NEW YORK (CBSNewYork) — February is Black History Month and each day, CBS2 is highlighting stories that celebrate black heritage and culture.
Today, the spotlight is on a Pulitzer Prize-winning play that was written and first on stage in the early 1980s.
Set on an Army base in segregated Louisiana, Sgt. Vernon C. Waters is tormented by self-hate and rage.
“The only thing that will move the race is power,” the character says.
Three-time Tony Award nominee David Alan Grier is the sergeant in command of black soldiers; some he persecuted. Blair Underwood is the captain, a lawyer assigned to investigate the sergeant’s murder.
His authority is immediately called into question by a white captain played by actor Jerry O’Connell.
“It’s one of my favorite scenes,” Underwood said. “What he sees is black man in a uniform of equal ranks. We’re both captains … He says ‘it’s very startling’ just seeing you, trying to process all of that.
“All of my radars are up on that stage,” Underwood continued. “So in those moments, you hear the gasps some nights, but more importantly, you feel it. You can feel it. Sometimes, it’s just stunned silence.”
O’Connell says this play is the most important thing he’s ever worked on and learning to portray a racially insensitive character was demanding.
“And it was, is, very difficult for me. It’s just very difficult for me to personally, I know it’s a character that I’m up there saying these words, but it’s difficult for me to say these words,” he said.
But the actor was pushed past his discomfort by Tony-winning director Kenny Leon.
“I just challenged him. I said, you know, there are nine black men and three white men in this play. You have to carry the weight of this white man who has warts and sides of him that are not so pleasant. You have to put yourself back in the ’40s,” Leon said.
Playwright Charles Fuller was awarded the Pulitzer Prize for Drama for “A Soldier’s Play.” The Negro Ensemble Company first staged it off-Broadway in 1981. Actors Adolph Caesar and young Denzel Washington and Samuel L. Jackson embodied roles familiar to Fuller.

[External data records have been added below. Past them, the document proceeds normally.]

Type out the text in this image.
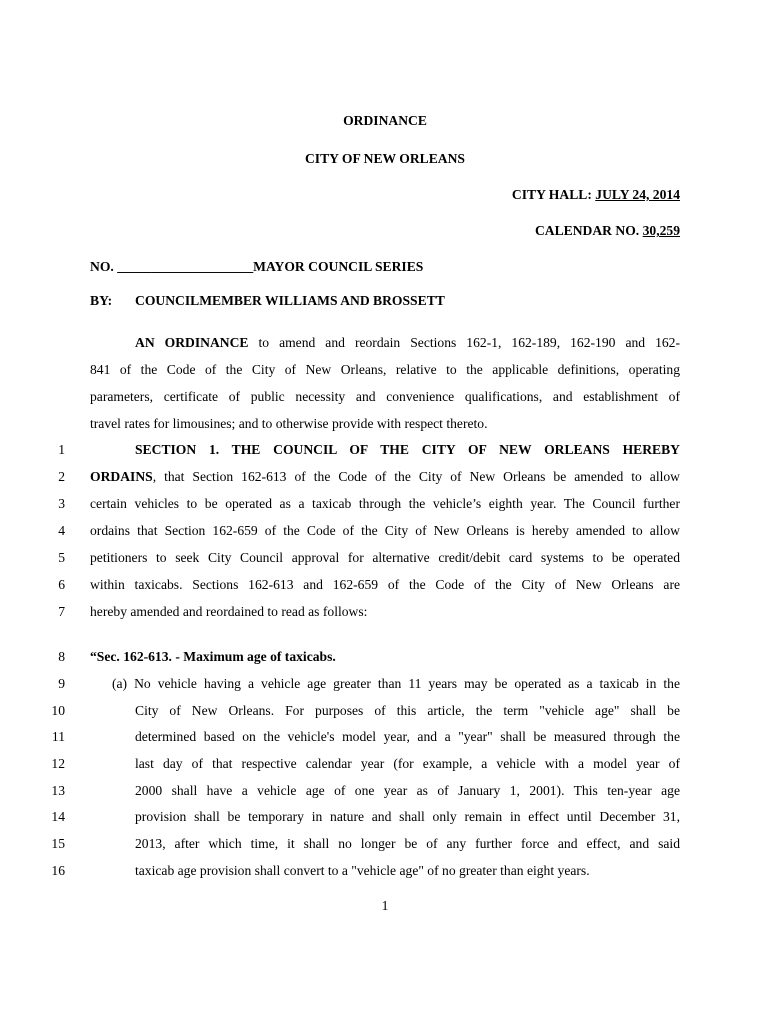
ORDINANCE
CITY OF NEW ORLEANS
CITY HALL: JULY 24, 2014
CALENDAR NO. 30,259
NO. ____________________MAYOR COUNCIL SERIES
BY: COUNCILMEMBER WILLIAMS AND BROSSETT
AN ORDINANCE to amend and reordain Sections 162-1, 162-189, 162-190 and 162-
841 of the Code of the City of New Orleans, relative to the applicable definitions, operating
parameters, certificate of public necessity and convenience qualifications, and establishment of
travel rates for limousines; and to otherwise provide with respect thereto.
1
2
3
4
5
6
7
8
9
10
11
12
13
14
15
16
SECTION 1. THE COUNCIL OF THE CITY OF NEW ORLEANS HEREBY
ORDAINS, that Section 162-613 of the Code of the City of New Orleans be amended to allow
certain vehicles to be operated as a taxicab through the vehicle’s eighth year. The Council further
ordains that Section 162-659 of the Code of the City of New Orleans is hereby amended to allow
petitioners to seek City Council approval for alternative credit/debit card systems to be operated
within taxicabs. Sections 162-613 and 162-659 of the Code of the City of New Orleans are
hereby amended and reordained to read as follows:
“Sec. 162-613. - Maximum age of taxicabs.
(a) No vehicle having a vehicle age greater than 11 years may be operated as a taxicab in the
City of New Orleans. For purposes of this article, the term "vehicle age" shall be
determined based on the vehicle's model year, and a "year" shall be measured through the
last day of that respective calendar year (for example, a vehicle with a model year of
2000 shall have a vehicle age of one year as of January 1, 2001). This ten-year age
provision shall be temporary in nature and shall only remain in effect until December 31,
2013, after which time, it shall no longer be of any further force and effect, and said
taxicab age provision shall convert to a "vehicle age" of no greater than eight years.
1
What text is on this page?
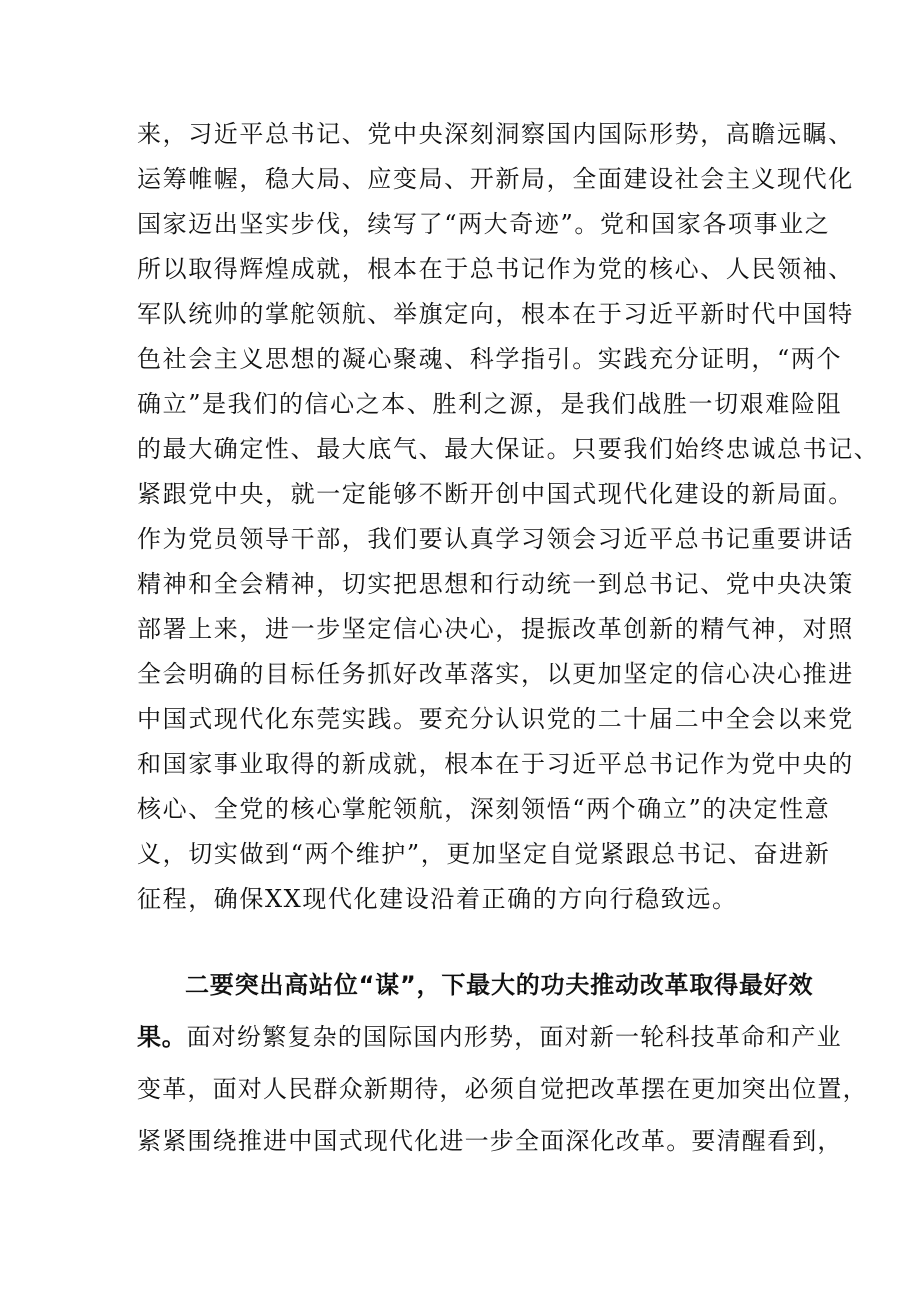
来，习近平总书记、党中央深刻洞察国内国际形势，高瞻远瞩、
运筹帷幄，稳大局、应变局、开新局，全面建设社会主义现代化
国家迈出坚实步伐，续写了“两大奇迹”。党和国家各项事业之
所以取得辉煌成就，根本在于总书记作为党的核心、人民领袖、
军队统帅的掌舵领航、举旗定向，根本在于习近平新时代中国特
色社会主义思想的凝心聚魂、科学指引。实践充分证明，“两个
确立”是我们的信心之本、胜利之源，是我们战胜一切艰难险阻
的最大确定性、最大底气、最大保证。只要我们始终忠诚总书记、
紧跟党中央，就一定能够不断开创中国式现代化建设的新局面。
作为党员领导干部，我们要认真学习领会习近平总书记重要讲话
精神和全会精神，切实把思想和行动统一到总书记、党中央决策
部署上来，进一步坚定信心决心，提振改革创新的精气神，对照
全会明确的目标任务抓好改革落实，以更加坚定的信心决心推进
中国式现代化东莞实践。要充分认识党的二十届二中全会以来党
和国家事业取得的新成就，根本在于习近平总书记作为党中央的
核心、全党的核心掌舵领航，深刻领悟“两个确立”的决定性意
义，切实做到“两个维护”，更加坚定自觉紧跟总书记、奋进新
征程，确保XX现代化建设沿着正确的方向行稳致远。
二要突出高站位“谋”，下最大的功夫推动改革取得最好效
果。面对纷繁复杂的国际国内形势，面对新一轮科技革命和产业
变革，面对人民群众新期待，必须自觉把改革摆在更加突出位置，
紧紧围绕推进中国式现代化进一步全面深化改革。要清醒看到，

“Humans are, if anything, not perfect, and so having been in the Army with a lot of nuts and great guys,” Fuller said. “I could always look back to find a character I needed in a story.”
The 1984 film “A Soldier’s Story” was nominated for three Oscars, including Best Picture. The murder mystery exposes the disrespect black soldiers endured from whites and each other and the ingratitude they faced.
“If you’re willing to die for your country, your country should be able to at least look at you and say thank you,” Fuller said.
Director Kenny Leon uses music to underscore the soldiers’ service, sacrifice and what he calls “cultural baggage.”
“I sort of try these chain-gang prison songs throughout the piece just to give it some depth in terms of African-Americans’ contributions to America,” Leon said. “Actually, I’m asking you at the end of the play, when is the perfect time for all of us to grow into our true American selves?”
The Roundabout Theatre production of “A Soldier’s Play” is at the American Airlines Theatre on 42nd Street now through March 15.